Work is love made visible — Kahlil Gibran
Nothing becomes real unless you practice it — Thich Nhat Hahn
I’m told that the American psychiatrist Scott Peck said “love is a behavior, not a feeling.” I’ll leave it to the philosophers and poets to argue whether this is true. For me there is a practical truth in it, a truth I can act on and that organizations can act on. I’ve learned that organizations can be built to operate from love — to operationalize love.
Love, of course, can be defined in many ways. The story of humanity throughout the millennia is, in part, us telling the story of love. Ultimately, however, I think of love as a decision to commit to another through how I am and what I do. When I define love this way I can be accountable to it. Love is not a feeling that mysteriously comes and goes (although that might happen), it is a way of being and acting. When I decide to love someone, whether romantically, platonically, or professionally, I decide to hold them in my highest regard and to act unconditionally in their service.

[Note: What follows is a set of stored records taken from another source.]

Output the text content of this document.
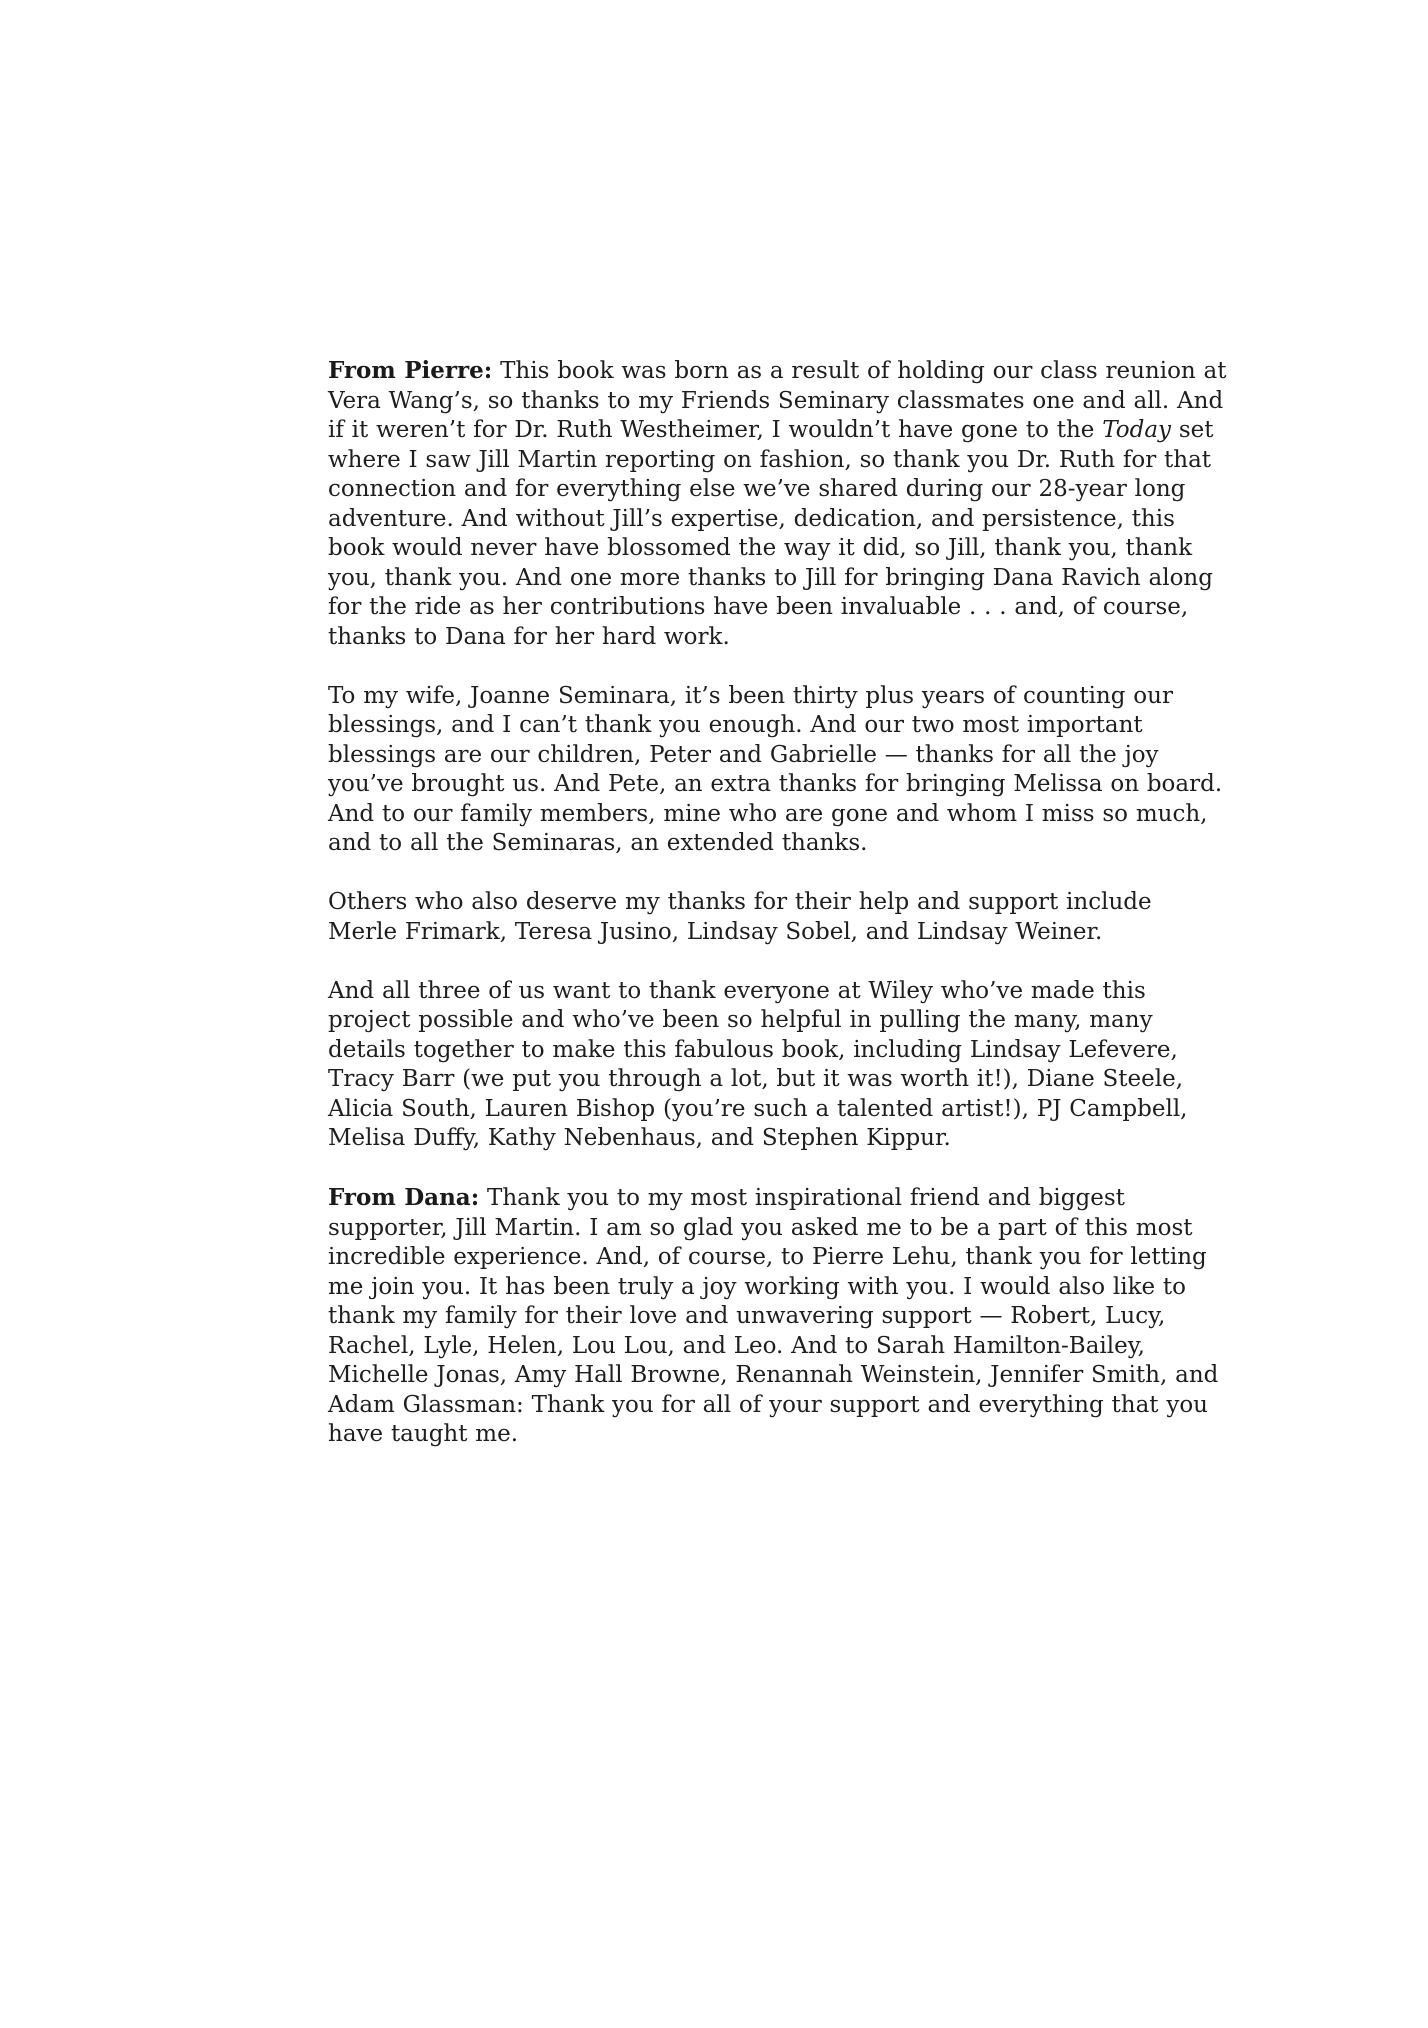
From Pierre: This book was born as a result of holding our class reunion at Vera Wang’s, so thanks to my Friends Seminary classmates one and all. And if it weren’t for Dr. Ruth Westheimer, I wouldn’t have gone to the Today set where I saw Jill Martin reporting on fashion, so thank you Dr. Ruth for that connection and for everything else we’ve shared during our 28-year long adventure. And without Jill’s expertise, dedication, and persistence, this book would never have blossomed the way it did, so Jill, thank you, thank you, thank you. And one more thanks to Jill for bringing Dana Ravich along for the ride as her contributions have been invaluable . . . and, of course, thanks to Dana for her hard work.

To my wife, Joanne Seminara, it’s been thirty plus years of counting our blessings, and I can’t thank you enough. And our two most important blessings are our children, Peter and Gabrielle — thanks for all the joy you’ve brought us. And Pete, an extra thanks for bringing Melissa on board. And to our family members, mine who are gone and whom I miss so much, and to all the Seminaras, an extended thanks.

Others who also deserve my thanks for their help and support include Merle Frimark, Teresa Jusino, Lindsay Sobel, and Lindsay Weiner.

And all three of us want to thank everyone at Wiley who’ve made this project possible and who’ve been so helpful in pulling the many, many details together to make this fabulous book, including Lindsay Lefevere, Tracy Barr (we put you through a lot, but it was worth it!), Diane Steele, Alicia South, Lauren Bishop (you’re such a talented artist!), PJ Campbell, Melisa Duffy, Kathy Nebenhaus, and Stephen Kippur.

From Dana: Thank you to my most inspirational friend and biggest supporter, Jill Martin. I am so glad you asked me to be a part of this most incredible experience. And, of course, to Pierre Lehu, thank you for letting me join you. It has been truly a joy working with you. I would also like to thank my family for their love and unwavering support — Robert, Lucy, Rachel, Lyle, Helen, Lou Lou, and Leo. And to Sarah Hamilton-Bailey, Michelle Jonas, Amy Hall Browne, Renannah Weinstein, Jennifer Smith, and Adam Glassman: Thank you for all of your support and everything that you have taught me.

This simple choice can be enormously hard. Sometimes I forget. Sometimes I don’t know the best thing to do and many times I don’t have the courage to do it. Often what I think is true, helpful, or kind turns out not to be. Knowing the path and walking the path are quite different.
Yet the path is also clear. A decision to love is a commitment to be honest. It means having the difficult conversation. It may mean deciding to stay together or to separate. It means working at something without knowing the outcome. It sometimes requires cutting through a Gordian knot with the sword of compassion.
The decision to love is also a paradox because one is committing to the person as they really are and to their highest potential — unconditionally accepting and valuing what is while also serving what wants to be. In some traditions this is expressed as “I love you just the way you are, and we have a lot of work to do.” This is essential in developmental work: to start honestly where we are and simultaneously to work to see and unlock the potential that could be. You may have had a teacher or mentor that helped shape your life by doing this for you.
Organizations can do this for their people. Organizations can demonstrate love through their operations by behaving in a way that commits to not only what is, but to what could be. It can, for example, use practices to honestly see both the organization’s and each person’s current reality as well as understanding their unrealized potential. From this context, it can work to decide what actions would serve both the organization and the people so that there is no tradeoff between them. The process of making these decisions can be built into daily operational routines. This daily discernment process forms the basis of how to act from a loving commitment.
The Decurion Corporation operates as a Deliberately Developmental Organization (DDO) which at its core comes from love. One of Decurion’s businesses, for example, is Hollybrook Senior Living, an assisted living facility. We are building this business as a DDO with its own unique purpose: to provide love in the context of affordable care. This is not an abstract, hang-on-the-wall purpose, but a practical guide for how to navigate our daily decisions with internal care members, care member’s families, residents, residents’ families, as well as the business itself. How should we deal with the daily reality of loneliness, pain, disconnection, making ends meet, and death and, at the same time, work on the reality and potential of the business by considering operational efficiency, effectiveness, profitability, and strategic alignment? What daily decisions honestly take all of these into account? How can we understand them until options emerge that aren’t tradeoffs? These are the questions poised throughout the day with both front-line workers and managers alike to prepare them to make thousands of decisions large and small.
Why talk about love, particularly in a work setting? For me the answer is in the direct authenticity of the word. You don’t have to call it love, but that’s what is it when an organization makes such deep a commitment to someone or something. Other Decurion businesses are more comfortable with terms like care and respect — the behavior, however, is easy to recognize as love.
Operationalizing love is not something you do to have better outcomes, it is an organizational choice about who and how you want to be. It is not a feel-good way of operating. While there certainly are moments of connection and joy, the predominate theme is of being out of our comfort zone shoulder-to-shoulder with others who are deciding to face the reality of life authentically and courageously. For me there is a direct realness to being this way at work that, now that I’ve experienced it, I can’t live without.
I think it’s time to be honest about the choices that organizations make about who they are and how they act. It’s not a question whether it’s possible to operationalize love, it’s a questions of whether we have the courage and will to do so.